Abstract

This finely textured book offers fresh and fascinating perspectives on the development of science in the early modern period. In five substantial chapters Avner Ben-Zaken indicates the extent of, and thereby establishes the importance of, cross-cultural exchanges between Christians and Muslims. Chapter one focuses on Taqī al-Dīn, who has been characterized as “the Tycho Brahe of the Ottoman Empire” (p. 9). Countering earlier claims of Taqī's purely Muslim provenance, the author shows that he gained expertise in astronomy from Christian and Jewish thinkers, at first in Italy and subsequently from a captured Italian Jewish astronomer. While showing the importance of the capture and exchange of prisoners between the West and the Ottoman Empire, this chapter also offers a very useful discussion of the role of apocalypticism in the encouragement of astronomy by kings and emperors (East and West).
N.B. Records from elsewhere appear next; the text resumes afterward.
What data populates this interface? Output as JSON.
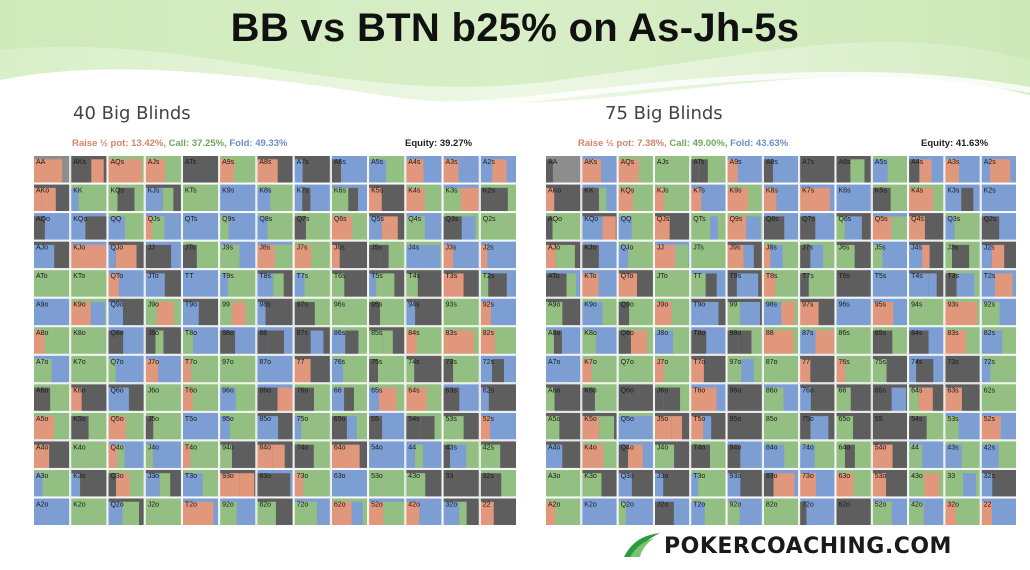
{
  "title": "BB vs BTN b25% on As-Jh-5s",
  "colors": {
    "raise": "#e1977b",
    "call": "#93bf82",
    "fold": "#7d9ed3",
    "check": "#5e5e5e",
    "blocked": "#8d8d8d"
  },
  "ranks": [
    "A",
    "K",
    "Q",
    "J",
    "T",
    "9",
    "8",
    "7",
    "6",
    "5",
    "4",
    "3",
    "2"
  ],
  "panels": [
    {
      "label": "40 Big Blinds",
      "stats": {
        "raise_label": "Raise ½ pot: 13.42%,",
        "call_label": "Call: 37.25%,",
        "fold_label": "Fold: 49.33%"
      },
      "equity": "Equity: 39.27%"
    },
    {
      "label": "75 Big Blinds",
      "stats": {
        "raise_label": "Raise ½ pot: 7.38%,",
        "call_label": "Call: 49.00%,",
        "fold_label": "Fold: 43.63%"
      },
      "equity": "Equity: 41.63%"
    }
  ],
  "chart_data": [
    {
      "type": "heatmap",
      "title": "40 Big Blinds",
      "legend": [
        "Raise ½ pot",
        "Call",
        "Fold"
      ],
      "totals": {
        "raise": 13.42,
        "call": 37.25,
        "fold": 49.33
      },
      "equity": 39.27
    },
    {
      "type": "heatmap",
      "title": "75 Big Blinds",
      "legend": [
        "Raise ½ pot",
        "Call",
        "Fold"
      ],
      "totals": {
        "raise": 7.38,
        "call": 49.0,
        "fold": 43.63
      },
      "equity": 41.63
    }
  ],
  "logo": {
    "text": "POKERCOACHING.COM",
    "icon": "logo-swoosh-icon"
  }
}
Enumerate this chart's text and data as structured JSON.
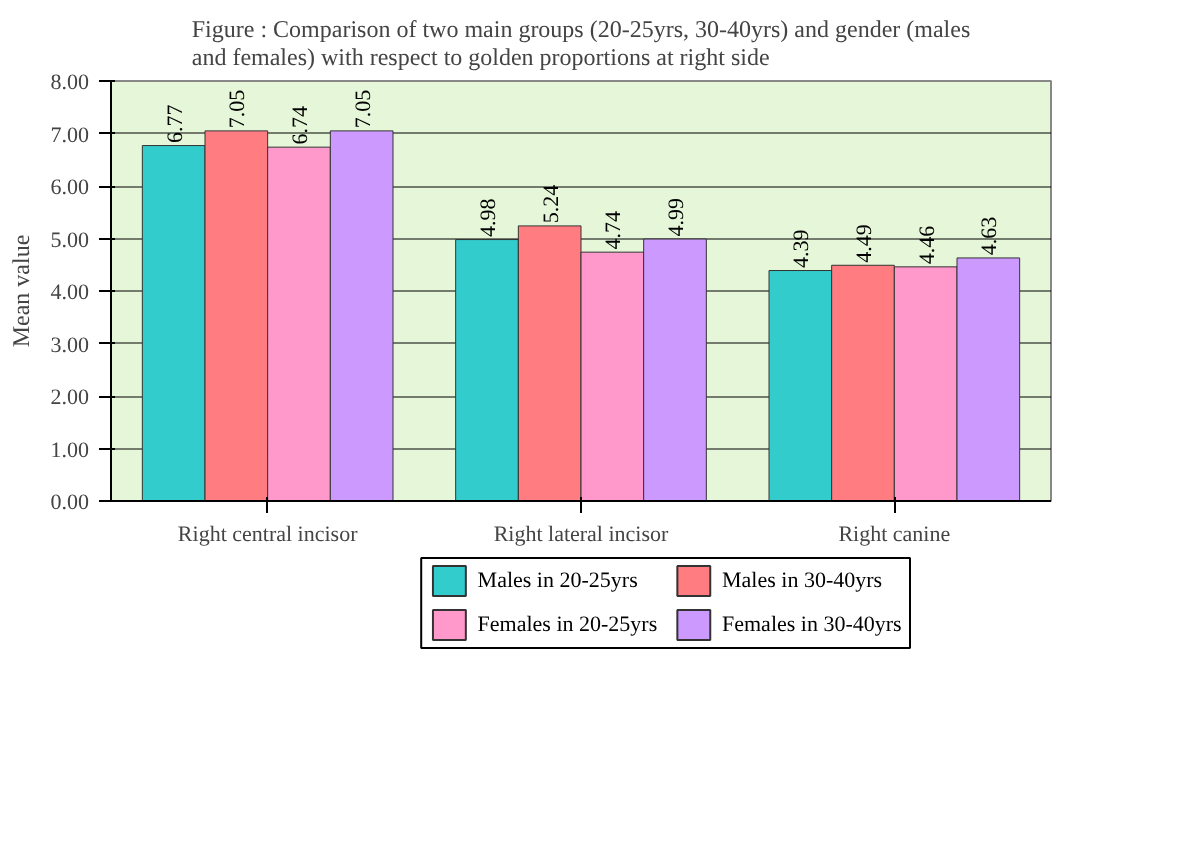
{
  "chart_data": {
    "type": "bar",
    "title": "Figure : Comparison of two main groups (20-25yrs, 30-40yrs) and gender (males and females) with respect to golden proportions at right side",
    "ylabel": "Mean value",
    "categories": [
      "Right central incisor",
      "Right lateral incisor",
      "Right canine"
    ],
    "series": [
      {
        "name": "Males in 20-25yrs",
        "color": "#33cccc",
        "values": [
          6.77,
          4.98,
          4.39
        ]
      },
      {
        "name": "Males in 30-40yrs",
        "color": "#ff7c80",
        "values": [
          7.05,
          5.24,
          4.49
        ]
      },
      {
        "name": "Females in 20-25yrs",
        "color": "#ff99cc",
        "values": [
          6.74,
          4.74,
          4.46
        ]
      },
      {
        "name": "Females in 30-40yrs",
        "color": "#cc99ff",
        "values": [
          7.05,
          4.99,
          4.63
        ]
      }
    ],
    "ylim": [
      0,
      8
    ],
    "yticks": [
      {
        "value": 0,
        "label": "0.00"
      },
      {
        "value": 1,
        "label": "1.00"
      },
      {
        "value": 2,
        "label": "2.00"
      },
      {
        "value": 3,
        "label": "3.00"
      },
      {
        "value": 4,
        "label": "4.00"
      },
      {
        "value": 5,
        "label": "5.00"
      },
      {
        "value": 6,
        "label": "6.00"
      },
      {
        "value": 7,
        "label": "7.00"
      },
      {
        "value": 8,
        "label": "8.00"
      }
    ],
    "grid": "y",
    "legend": "bottom",
    "data_labels": true
  }
}
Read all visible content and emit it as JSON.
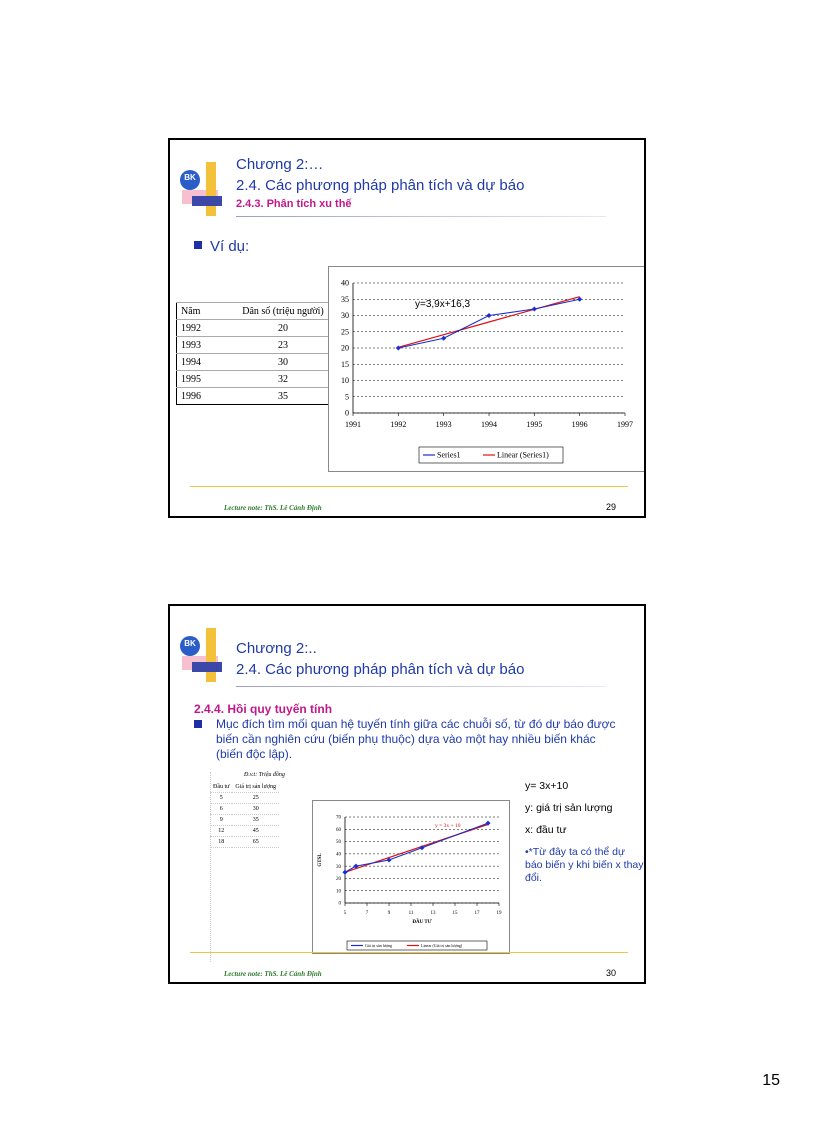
{
  "slide1": {
    "title1": "Chương 2:…",
    "title2": "2.4. Các phương pháp phân tích và dự báo",
    "subtitle": "2.4.3. Phân tích xu thế",
    "bullet": "Ví dụ:",
    "logo_text": "BK",
    "table": {
      "headers": [
        "Năm",
        "Dân số (triệu người)"
      ],
      "rows": [
        [
          "1992",
          "20"
        ],
        [
          "1993",
          "23"
        ],
        [
          "1994",
          "30"
        ],
        [
          "1995",
          "32"
        ],
        [
          "1996",
          "35"
        ]
      ]
    },
    "footer": "Lecture note: ThS. Lê Cảnh Định",
    "number": "29"
  },
  "slide2": {
    "title1": "Chương 2:..",
    "title2": "2.4. Các phương pháp phân tích và dự báo",
    "subtitle": "2.4.4. Hồi quy tuyến tính",
    "logo_text": "BK",
    "bullet": "Mục đích tìm mối quan hệ tuyến tính giữa các chuỗi số, từ đó dự báo được biến cần nghiên cứu (biến phụ thuộc) dựa vào một hay nhiều biến khác (biến độc lập).",
    "table": {
      "unit": "Đ.v.t: Triệu đồng",
      "headers": [
        "Đầu tư",
        "Giá trị sản lượng"
      ],
      "rows": [
        [
          "5",
          "25"
        ],
        [
          "6",
          "30"
        ],
        [
          "9",
          "35"
        ],
        [
          "12",
          "45"
        ],
        [
          "18",
          "65"
        ]
      ]
    },
    "notes": [
      "y= 3x+10",
      "y: giá trị sản lượng",
      "x: đầu tư",
      "•*Từ đây ta có thể dự báo biến y khi biến x thay đổi."
    ],
    "footer": "Lecture note: ThS. Lê Cảnh Định",
    "number": "30"
  },
  "page_number": "15",
  "colors": {
    "title": "#1f3aa8",
    "subtitle": "#c0188c",
    "series": "#1a2fcf",
    "trend": "#e01010"
  },
  "chart_data": [
    {
      "type": "line",
      "x": [
        1992,
        1993,
        1994,
        1995,
        1996
      ],
      "series": [
        {
          "name": "Series1",
          "values": [
            20,
            23,
            30,
            32,
            35
          ]
        },
        {
          "name": "Linear (Series1)",
          "values": [
            20.2,
            24.1,
            28,
            31.9,
            35.8
          ]
        }
      ],
      "annotation": "y=3,9x+16,3",
      "xlim": [
        1991,
        1997
      ],
      "ylim": [
        0,
        40
      ],
      "xticks": [
        "1991",
        "1992",
        "1993",
        "1994",
        "1995",
        "1996",
        "1997"
      ],
      "yticks": [
        "0",
        "5",
        "10",
        "15",
        "20",
        "25",
        "30",
        "35",
        "40"
      ],
      "grid": true,
      "legend": "bottom"
    },
    {
      "type": "scatter",
      "x": [
        5,
        6,
        9,
        12,
        18
      ],
      "series": [
        {
          "name": "Giá trị sản lượng",
          "values": [
            25,
            30,
            35,
            45,
            65
          ]
        },
        {
          "name": "Linear (Giá trị sản lượng)",
          "values": [
            25,
            28,
            37,
            46,
            64
          ]
        }
      ],
      "annotation": "y = 3x + 10",
      "xlabel": "ĐẦU TƯ",
      "ylabel": "GTSL",
      "xlim": [
        5,
        19
      ],
      "ylim": [
        0,
        70
      ],
      "xticks": [
        "5",
        "7",
        "9",
        "11",
        "13",
        "15",
        "17",
        "19"
      ],
      "yticks": [
        "0",
        "10",
        "20",
        "30",
        "40",
        "50",
        "60",
        "70"
      ],
      "grid": true,
      "legend": "bottom"
    }
  ]
}
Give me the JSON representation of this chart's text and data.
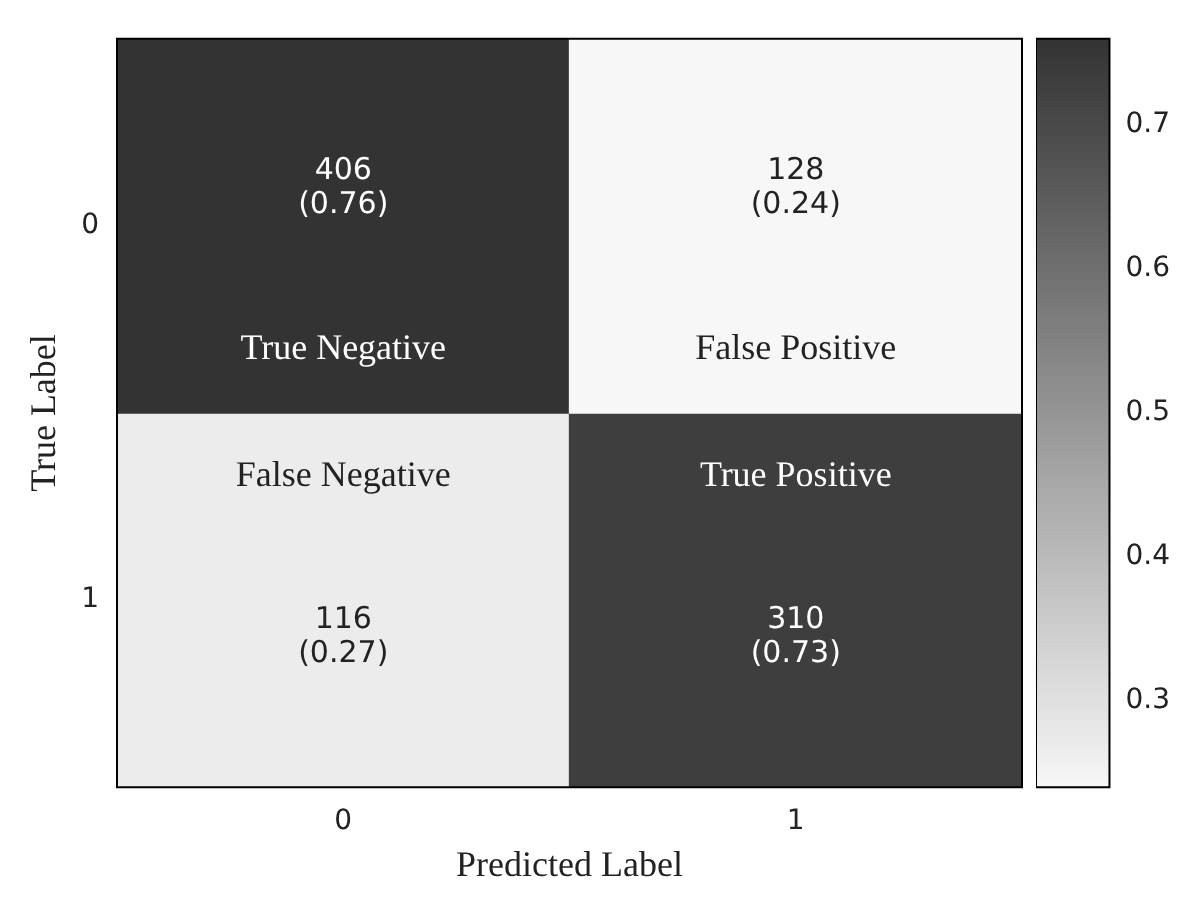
{
  "chart_data": {
    "type": "heatmap",
    "xlabel": "Predicted Label",
    "ylabel": "True Label",
    "categories": [
      "0",
      "1"
    ],
    "y_categories": [
      "0",
      "1"
    ],
    "cells": [
      [
        0.76,
        0.24
      ],
      [
        0.27,
        0.73
      ]
    ],
    "cell_labels": [
      [
        "406\n(0.76)",
        "128\n(0.24)"
      ],
      [
        "116\n(0.27)",
        "310\n(0.73)"
      ]
    ],
    "clim": [
      0.24,
      0.76
    ],
    "cticks": [
      0.3,
      0.4,
      0.5,
      0.6,
      0.7
    ],
    "annotations": [
      "True Negative",
      "False Positive",
      "False Negative",
      "True Positive"
    ]
  }
}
Chapter two offers a new perspective on the Galileo affair, showing how attempts to find lost Holy Scriptures (in particular an early version of the Book of Job) were motivated by desires to vindicate Galileo through a scriptural endorsement of heliocentrism. The Galileo affair, therefore, “generated travels for the purposes of collecting ancient manuscripts of ‘lost scriptures’” (p. 75). This broad theme is continued in chapter three in a discussion of Joseph Solomon Delmedigo, a Jewish student of Galileo who collected ancient Jewish manuscripts with a view to confirming Copernicanism.